I’m currently reading “The Letters of Vita Sackville-West and Virginia Woolf”. It’s a compilation of real letters between two of the most famous women in English literature, spanning the whole 19 years of their friendship (1922-1941). It’s been fairly established that the two had an affair, even though both were married from the time they met. Vita was an outgoing Aristocrat who had affairs with both men and women, while Virginia was a quiet but prominent novelist.
Here’s a wonderful excerpt from Vita’s letter that made me blush crimson:
Milan, Thursday, 21st of January 1926
“I am reduced to a thing that wants Virginia.
I composed a beautiful letter to you in the sleepless nightmare hours of the night, and it has all gone: I just miss you, in a quite simple, desperate human way. You, with all your undumb letters, would never write so elementary a phrase as that; perhaps you wouldn’t even feel it. And yet I believe you’ll be sensible of a little gap. But you’d clothe it in so exquisite a phrase that it would lose a little of its reality. Whereas with me it is quite stark: I miss you even more than I could have believed; and I was prepared to miss you a good deal. So this letter is just really a squeal of pain.

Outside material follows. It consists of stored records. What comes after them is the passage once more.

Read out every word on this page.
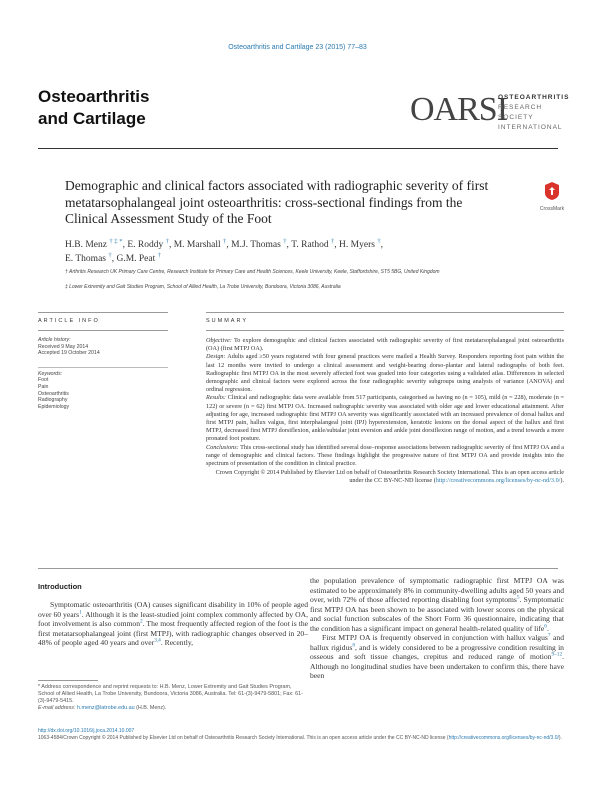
Osteoarthritis and Cartilage 23 (2015) 77–83
Osteoarthritis
and Cartilage	OARSI
OSTEOARTHRITIS
RESEARCH SOCIETY
INTERNATIONAL
Demographic and clinical factors associated with radiographic severity of first metatarsophalangeal joint osteoarthritis: cross-sectional findings from the Clinical Assessment Study of the Foot
CrossMark
H.B. Menz † ‡ *, E. Roddy †, M. Marshall †, M.J. Thomas †, T. Rathod †, H. Myers †,
E. Thomas †, G.M. Peat †
† Arthritis Research UK Primary Care Centre, Research Institute for Primary Care and Health Sciences, Keele University, Keele, Staffordshire, ST5 5BG, United Kingdom
‡ Lower Extremity and Gait Studies Program, School of Allied Health, La Trobe University, Bundoora, Victoria 3086, Australia
ARTICLE INFO	SUMMARY
Article history:
Received 9 May 2014
Accepted 19 October 2014
Keywords:
Foot
Pain
Osteoarthritis
Radiography
Epidemiology

Objective: To explore demographic and clinical factors associated with radiographic severity of first metatarsophalangeal joint osteoarthritis (OA) (first MTPJ OA).

Design: Adults aged ≥50 years registered with four general practices were mailed a Health Survey. Responders reporting foot pain within the last 12 months were invited to undergo a clinical assessment and weight-bearing dorso-plantar and lateral radiographs of both feet. Radiographic first MTPJ OA in the most severely affected foot was graded into four categories using a validated atlas. Differences in selected demographic and clinical factors were explored across the four radiographic severity subgroups using analysis of variance (ANOVA) and ordinal regression.

Results: Clinical and radiographic data were available from 517 participants, categorised as having no (n = 105), mild (n = 228), moderate (n = 122) or severe (n = 62) first MTPJ OA. Increased radiographic severity was associated with older age and lower educational attainment. After adjusting for age, increased radiographic first MTPJ OA severity was significantly associated with an increased prevalence of dorsal hallux and first MTPJ pain, hallux valgus, first interphalangeal joint (IPJ) hyperextension, keratotic lesions on the dorsal aspect of the hallux and first MTPJ, decreased first MTPJ dorsiflexion, ankle/subtalar joint eversion and ankle joint dorsiflexion range of motion, and a trend towards a more pronated foot posture.

Conclusions: This cross-sectional study has identified several dose–response associations between radiographic severity of first MTPJ OA and a range of demographic and clinical factors. These findings highlight the progressive nature of first MTPJ OA and provide insights into the spectrum of presentation of the condition in clinical practice.

Crown Copyright © 2014 Published by Elsevier Ltd on behalf of Osteoarthritis Research Society International. This is an open access article under the CC BY-NC-ND license (http://creativecommons.org/licenses/by-nc-nd/3.0/).

Introduction

Symptomatic osteoarthritis (OA) causes significant disability in 10% of people aged over 60 years$^1$. Although it is the least-studied joint complex commonly affected by OA, foot involvement is also common$^2$. The most frequently affected region of the foot is the first metatarsophalangeal joint (first MTPJ), with radiographic changes observed in 20–48% of people aged 40 years and over$^{3,4}$. Recently,

the population prevalence of symptomatic radiographic first MTPJ OA was estimated to be approximately 8% in community-dwelling adults aged 50 years and over, with 72% of those affected reporting disabling foot symptoms$^5$. Symptomatic first MTPJ OA has been shown to be associated with lower scores on the physical and social function subscales of the Short Form 36 questionnaire, indicating that the condition has a significant impact on general health-related quality of life$^6$.

First MTPJ OA is frequently observed in conjunction with hallux valgus$^7$ and hallux rigidus$^8$, and is widely considered to be a progressive condition resulting in osseous and soft tissue changes, crepitus and reduced range of motion$^{9-12}$. Although no longitudinal studies have been undertaken to confirm this, there have been

* Address correspondence and reprint requests to: H.B. Menz, Lower Extremity and Gait Studies Program, School of Allied Health, La Trobe University, Bundoora, Victoria 3086, Australia. Tel: 61-(3)-9479-5801; Fax: 61-(3)-9479-5415.
E-mail address: h.menz@latrobe.edu.au (H.B. Menz).
http://dx.doi.org/10.1016/j.joca.2014.10.007
1063-4584/Crown Copyright © 2014 Published by Elsevier Ltd on behalf of Osteoarthritis Research Society International. This is an open access article under the CC BY-NC-ND license (http://creativecommons.org/licenses/by-nc-nd/3.0/).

It is incredible how essential to me you have become. I suppose you are accustomed to people saying these things. Damn you, spoilt creature; I shan’t make you love me any more by giving myself away like this — But oh my dear, I can’t be clever and stand-offish with you: I love you too much for that. Too truly. You have no idea how stand-offish I can be with people I don’t love. I have brought it to a fine art. But you have broken down my defences. And I don’t really resent it.”